Gold's recent correction has raised questions about whether its long bull market is losing momentum, yet the market's most important long-term driver has barely wavered: central banks are still buying. Research from major institutions points to the same conclusion — the structural shift toward gold among the world's reserve managers remains intact.
Reserve managers stay constructive
This past week the Official Monetary and Financial Institutions Forum published its annual central bank survey, which found many reserve managers expecting prices between $5,000 and $6,000 an ounce over the next year.

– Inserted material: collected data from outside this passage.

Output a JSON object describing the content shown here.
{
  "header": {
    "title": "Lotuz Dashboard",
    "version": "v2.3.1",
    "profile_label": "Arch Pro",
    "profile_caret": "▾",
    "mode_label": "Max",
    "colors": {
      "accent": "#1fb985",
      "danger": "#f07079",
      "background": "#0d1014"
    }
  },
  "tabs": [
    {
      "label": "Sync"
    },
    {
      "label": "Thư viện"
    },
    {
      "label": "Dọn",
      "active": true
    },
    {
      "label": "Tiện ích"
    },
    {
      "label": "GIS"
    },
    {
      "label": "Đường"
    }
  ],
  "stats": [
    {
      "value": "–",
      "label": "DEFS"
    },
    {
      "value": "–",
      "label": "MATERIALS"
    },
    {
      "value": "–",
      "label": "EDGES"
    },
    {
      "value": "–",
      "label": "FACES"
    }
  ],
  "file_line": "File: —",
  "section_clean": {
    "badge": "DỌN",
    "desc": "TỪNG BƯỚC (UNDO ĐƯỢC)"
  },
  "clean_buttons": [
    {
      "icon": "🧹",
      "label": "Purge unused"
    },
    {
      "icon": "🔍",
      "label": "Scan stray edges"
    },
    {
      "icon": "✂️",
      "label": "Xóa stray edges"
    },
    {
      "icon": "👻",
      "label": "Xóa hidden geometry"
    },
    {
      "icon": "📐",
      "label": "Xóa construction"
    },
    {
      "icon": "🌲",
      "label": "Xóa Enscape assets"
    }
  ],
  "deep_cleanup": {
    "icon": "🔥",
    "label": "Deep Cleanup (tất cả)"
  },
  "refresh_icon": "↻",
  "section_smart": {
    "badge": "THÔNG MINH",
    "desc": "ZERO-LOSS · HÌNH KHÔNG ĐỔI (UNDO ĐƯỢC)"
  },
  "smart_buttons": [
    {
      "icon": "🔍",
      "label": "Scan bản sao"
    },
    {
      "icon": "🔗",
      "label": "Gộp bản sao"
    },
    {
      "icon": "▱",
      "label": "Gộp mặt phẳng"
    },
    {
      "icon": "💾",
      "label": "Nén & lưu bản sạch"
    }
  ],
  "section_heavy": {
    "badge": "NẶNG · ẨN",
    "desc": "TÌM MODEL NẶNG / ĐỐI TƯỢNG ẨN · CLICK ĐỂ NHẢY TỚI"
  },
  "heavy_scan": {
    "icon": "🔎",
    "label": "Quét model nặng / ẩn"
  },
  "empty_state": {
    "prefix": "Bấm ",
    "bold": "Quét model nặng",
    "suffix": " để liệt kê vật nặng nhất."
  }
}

The survey reinforced that gold's appeal extends beyond short-term price gains, with central banks treating bullion as a core reserve asset offering diversification, liquidity, and protection against a fragmenting geopolitical landscape.

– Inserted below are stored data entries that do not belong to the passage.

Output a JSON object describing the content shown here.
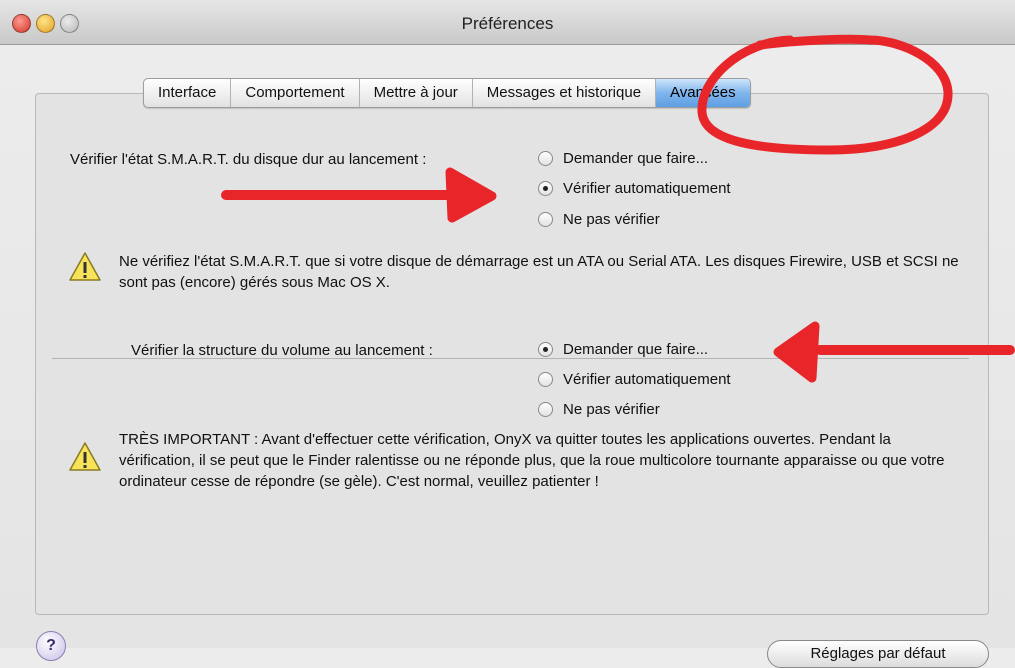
{
  "window": {
    "title": "Préférences"
  },
  "tabs": [
    {
      "label": "Interface"
    },
    {
      "label": "Comportement"
    },
    {
      "label": "Mettre à jour"
    },
    {
      "label": "Messages et historique"
    },
    {
      "label": "Avancées",
      "active": true
    }
  ],
  "smart": {
    "label": "Vérifier l'état S.M.A.R.T. du disque dur au lancement :",
    "options": [
      "Demander que faire...",
      "Vérifier automatiquement",
      "Ne pas vérifier"
    ],
    "selected": "Vérifier automatiquement",
    "warning": "Ne vérifiez l'état S.M.A.R.T. que si votre disque de démarrage est un ATA ou Serial ATA. Les disques Firewire, USB et SCSI ne sont pas (encore) gérés sous Mac OS X."
  },
  "volume": {
    "label": "Vérifier la structure du volume au lancement :",
    "options": [
      "Demander que faire...",
      "Vérifier automatiquement",
      "Ne pas vérifier"
    ],
    "selected": "Demander que faire...",
    "warning": "TRÈS IMPORTANT : Avant d'effectuer cette vérification, OnyX va quitter toutes les applications ouvertes. Pendant la vérification, il se peut que le Finder ralentisse ou ne réponde plus, que la roue multicolore tournante apparaisse ou que votre ordinateur cesse de répondre (se gèle). C'est normal, veuillez patienter !"
  },
  "help": {
    "label": "?"
  },
  "defaults_button": {
    "label": "Réglages par défaut"
  },
  "annotation_color": "#e8262a"
}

That reading matches the World Gold Council's annual Central Bank Gold Reserves Survey, published two weeks earlier. A record 45% of central banks said they expect to increase their gold holdings over the next 12 months, while nearly 90% believe global official gold reserves will keep rising.
Why the buying matters
Prices fell sharply from their January highs, but many experts think the bull market is far from over. Goldman Sachs expects sovereign demand to stay a primary pillar of support and, in its latest report, forecast that gold could approach $4,900 an ounce next year.

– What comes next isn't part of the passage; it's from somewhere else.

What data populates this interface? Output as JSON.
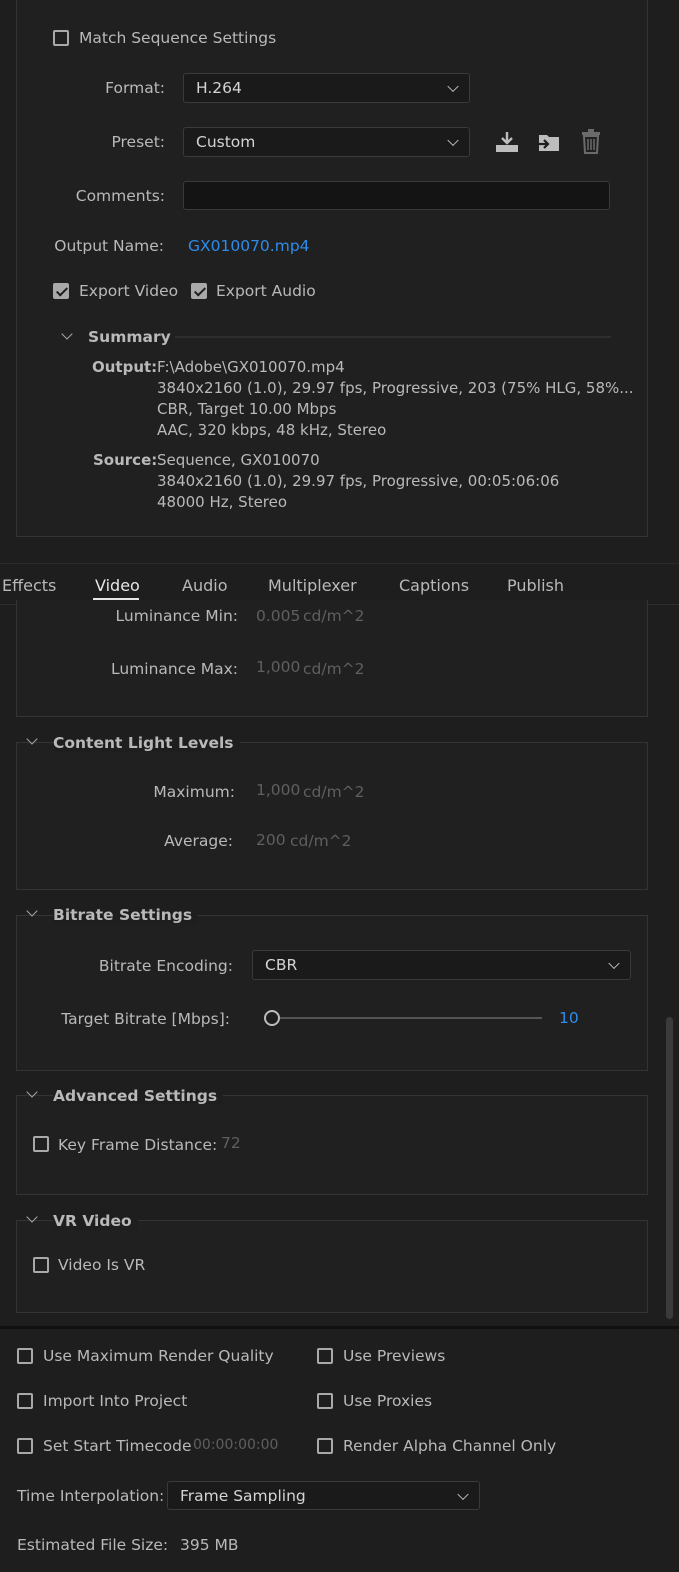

Unlike ETF investors or speculative traders, central banks are not trying to time market swings. Their buying reflects strategic reserve management, efforts to diversify away from the U.S. dollar, and the growing importance of politically neutral assets. As long as they keep adding at historically elevated levels, they remain a steady source of demand in a market where new mine supply grows only gradually.
Interest rates, inflation, and currency moves will still drive short-term volatility. But for the first time in decades, gold's dominant buyers are institutions making decisions measured in decades rather than quarters.